Internet Law: In July of 2008, the Third Circuit Court of Appeals ruled that the Child Online Protection Act, 47 U.S.C. Section 231 (“COPA”) was unconstitutional. This was a crucial ruling that affects all websites that display adult content. Under COPA, such websites need to verify that the person accessing the content is not under seventeen years old. This is often done by requiring the user to submit credit card or other similar identifying information before he can access the site. The Court found that while it was laudable for Congress to pursue this goal of protecting children, the procedures set forth in COPA did so by constitutionally overbroad means that ironically, were largely ineffective.

In American Civil Liberties Union v. Mukasey, United States Court of Appeals for the Third Circuit, July 22, 2008 (No. 07-2539), the Court determined that since COPA involved a restriction of free speech, the First Amendment to the United States Constitution required that the Court use strict scrutiny in determining whether the restrictions imposed were constitutional. Because it was a content-based restriction on free speech, it was presumptively invalid and the Government had the burden of proof to show that it was constitutional.

While the Court determined that there was a compelling governmental interest in protecting minors from viewing adult content, the Court held that the statute was not narrowly tailored to achieve those ends. Some of the examples of the failure to narrowly tailor were:

(a) The statute concerns material “taken as a whole” that is prurient. That wording was too expansive.

(b) It applies to all individuals under seventeen, but that necessarily involved those that would not normally be accessing such websites, such as newborn babies.

(c) The definition of “web publisher” is so broad that it applies to those who post content for free where those who post prurient content is an exceedingly small part of their overall postings.

(d) The concern that the requirement that persons accessing sites with adult content provide credit card and other identifying information will discourage persons over seventeen years of age from engaging in legal activities protected by the First Amendment.

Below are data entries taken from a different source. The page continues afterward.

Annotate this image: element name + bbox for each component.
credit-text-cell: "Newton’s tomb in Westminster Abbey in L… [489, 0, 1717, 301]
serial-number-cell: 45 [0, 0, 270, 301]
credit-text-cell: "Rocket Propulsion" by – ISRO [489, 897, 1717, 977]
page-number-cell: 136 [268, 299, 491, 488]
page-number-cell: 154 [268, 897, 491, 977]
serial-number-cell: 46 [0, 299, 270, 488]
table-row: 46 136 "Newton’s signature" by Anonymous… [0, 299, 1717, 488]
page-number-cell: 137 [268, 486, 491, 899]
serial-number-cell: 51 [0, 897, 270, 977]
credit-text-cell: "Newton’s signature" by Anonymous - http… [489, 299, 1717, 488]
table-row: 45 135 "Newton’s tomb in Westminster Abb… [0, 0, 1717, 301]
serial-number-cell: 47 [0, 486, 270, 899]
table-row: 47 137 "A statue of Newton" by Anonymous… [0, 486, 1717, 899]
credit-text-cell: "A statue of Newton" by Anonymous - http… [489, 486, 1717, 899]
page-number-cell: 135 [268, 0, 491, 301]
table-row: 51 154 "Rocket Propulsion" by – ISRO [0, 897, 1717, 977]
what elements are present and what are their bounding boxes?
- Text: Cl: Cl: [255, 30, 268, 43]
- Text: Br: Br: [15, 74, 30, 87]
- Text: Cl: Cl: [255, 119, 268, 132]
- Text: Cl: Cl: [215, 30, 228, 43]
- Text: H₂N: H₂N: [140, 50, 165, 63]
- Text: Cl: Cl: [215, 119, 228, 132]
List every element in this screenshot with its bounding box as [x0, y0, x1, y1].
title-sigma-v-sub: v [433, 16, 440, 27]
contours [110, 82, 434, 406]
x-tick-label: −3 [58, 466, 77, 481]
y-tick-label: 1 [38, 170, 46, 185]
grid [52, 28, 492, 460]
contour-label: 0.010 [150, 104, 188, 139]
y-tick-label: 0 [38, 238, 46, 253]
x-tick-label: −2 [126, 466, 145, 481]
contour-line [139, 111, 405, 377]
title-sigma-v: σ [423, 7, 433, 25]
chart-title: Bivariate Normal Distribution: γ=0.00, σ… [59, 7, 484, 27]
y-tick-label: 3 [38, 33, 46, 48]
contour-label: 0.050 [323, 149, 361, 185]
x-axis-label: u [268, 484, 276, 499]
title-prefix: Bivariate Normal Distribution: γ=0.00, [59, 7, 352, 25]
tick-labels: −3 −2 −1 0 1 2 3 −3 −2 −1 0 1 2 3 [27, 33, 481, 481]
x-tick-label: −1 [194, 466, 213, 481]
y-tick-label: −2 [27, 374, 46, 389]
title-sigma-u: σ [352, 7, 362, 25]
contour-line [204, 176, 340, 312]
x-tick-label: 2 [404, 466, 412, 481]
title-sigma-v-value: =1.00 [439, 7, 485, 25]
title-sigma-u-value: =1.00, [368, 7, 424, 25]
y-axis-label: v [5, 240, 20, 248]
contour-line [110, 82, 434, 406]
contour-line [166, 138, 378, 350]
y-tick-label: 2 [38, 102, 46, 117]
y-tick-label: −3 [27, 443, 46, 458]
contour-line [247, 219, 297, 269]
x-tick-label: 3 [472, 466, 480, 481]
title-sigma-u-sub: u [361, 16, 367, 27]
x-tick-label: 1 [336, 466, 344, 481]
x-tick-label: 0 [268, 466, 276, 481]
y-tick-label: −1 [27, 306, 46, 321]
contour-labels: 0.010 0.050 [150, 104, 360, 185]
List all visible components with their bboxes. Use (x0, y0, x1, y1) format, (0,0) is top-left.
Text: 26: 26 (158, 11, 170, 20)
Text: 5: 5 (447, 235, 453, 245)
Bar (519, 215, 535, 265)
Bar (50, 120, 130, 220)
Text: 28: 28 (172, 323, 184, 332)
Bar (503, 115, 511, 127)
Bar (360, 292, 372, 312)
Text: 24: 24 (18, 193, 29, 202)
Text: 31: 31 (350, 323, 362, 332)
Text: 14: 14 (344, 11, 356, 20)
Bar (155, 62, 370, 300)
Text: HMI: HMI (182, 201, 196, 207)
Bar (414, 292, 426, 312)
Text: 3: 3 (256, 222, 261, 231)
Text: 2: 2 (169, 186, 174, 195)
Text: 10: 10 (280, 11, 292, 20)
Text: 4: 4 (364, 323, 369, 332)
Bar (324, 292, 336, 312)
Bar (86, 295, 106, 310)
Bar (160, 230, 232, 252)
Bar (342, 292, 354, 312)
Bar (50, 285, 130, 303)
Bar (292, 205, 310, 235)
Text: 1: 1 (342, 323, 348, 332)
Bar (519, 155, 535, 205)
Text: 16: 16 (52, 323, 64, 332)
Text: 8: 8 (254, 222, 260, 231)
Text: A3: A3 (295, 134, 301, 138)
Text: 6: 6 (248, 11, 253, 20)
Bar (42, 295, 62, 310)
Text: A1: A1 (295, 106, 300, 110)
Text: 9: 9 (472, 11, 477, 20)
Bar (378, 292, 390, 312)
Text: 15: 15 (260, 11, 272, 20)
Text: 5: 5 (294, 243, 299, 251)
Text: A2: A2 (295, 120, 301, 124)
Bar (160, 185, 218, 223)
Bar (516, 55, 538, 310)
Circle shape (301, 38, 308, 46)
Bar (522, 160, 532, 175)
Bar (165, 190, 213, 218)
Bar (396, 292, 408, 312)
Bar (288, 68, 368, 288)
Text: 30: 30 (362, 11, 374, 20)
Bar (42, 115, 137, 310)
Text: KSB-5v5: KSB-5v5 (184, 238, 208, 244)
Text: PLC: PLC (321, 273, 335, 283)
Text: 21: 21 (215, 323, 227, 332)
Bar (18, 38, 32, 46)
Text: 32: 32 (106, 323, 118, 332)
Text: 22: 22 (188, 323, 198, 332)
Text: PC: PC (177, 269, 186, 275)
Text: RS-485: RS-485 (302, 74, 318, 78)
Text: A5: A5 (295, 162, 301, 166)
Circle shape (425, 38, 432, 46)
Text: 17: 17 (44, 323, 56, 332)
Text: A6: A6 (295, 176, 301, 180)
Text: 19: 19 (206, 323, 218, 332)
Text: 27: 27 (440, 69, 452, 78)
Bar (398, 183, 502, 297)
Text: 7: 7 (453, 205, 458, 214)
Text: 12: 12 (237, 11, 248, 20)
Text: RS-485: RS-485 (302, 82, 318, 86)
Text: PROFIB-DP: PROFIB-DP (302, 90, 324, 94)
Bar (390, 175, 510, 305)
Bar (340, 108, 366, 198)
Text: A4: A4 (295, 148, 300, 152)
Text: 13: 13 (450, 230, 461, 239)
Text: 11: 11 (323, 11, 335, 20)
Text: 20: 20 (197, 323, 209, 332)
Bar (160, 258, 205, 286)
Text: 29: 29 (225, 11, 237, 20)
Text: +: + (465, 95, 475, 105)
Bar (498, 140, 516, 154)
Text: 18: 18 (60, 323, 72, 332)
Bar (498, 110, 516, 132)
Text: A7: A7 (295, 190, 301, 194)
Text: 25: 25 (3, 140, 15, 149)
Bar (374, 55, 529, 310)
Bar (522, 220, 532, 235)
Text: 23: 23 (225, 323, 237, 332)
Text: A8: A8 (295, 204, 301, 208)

One of the notable aspects of the Court’s reasoning was that COPA was not only overbroad, but also ineffective. For example, the Court noted that the fact that COPA does not reach websites situated outside the United States means that simply moving the website’s servers to a foreign location can render the protections of the law ineffective. Moreover, the Court noted that there is a more effective alternative to requiring credit card and similar identification methods. Namely, the Court found that adults can implement adult site blocking software on their children’s computers. The Court suggested that this would be a constitutional, narrowly tailored solution to the problem of minors viewing adult content. It would likely solve the problem for all concerned.

One might ask why Congress did not just rely on such content blocking software in lieu of passing COPA in the first place. The answer appears to lie in the fact that when COPA was passed a number of years ago, content blocking software was not as effective as it is now. Technology has advanced to such a degree that it is now is a reasonably reliable alternative to COPA’s restrictions.

It is possible that this issue ultimately will be taken up by the United States Supreme Court. However, until it is, COPA is unconstitutional in the Third Circuit (New Jersey, Pennsylvania, Delaware and the Virgin Islands).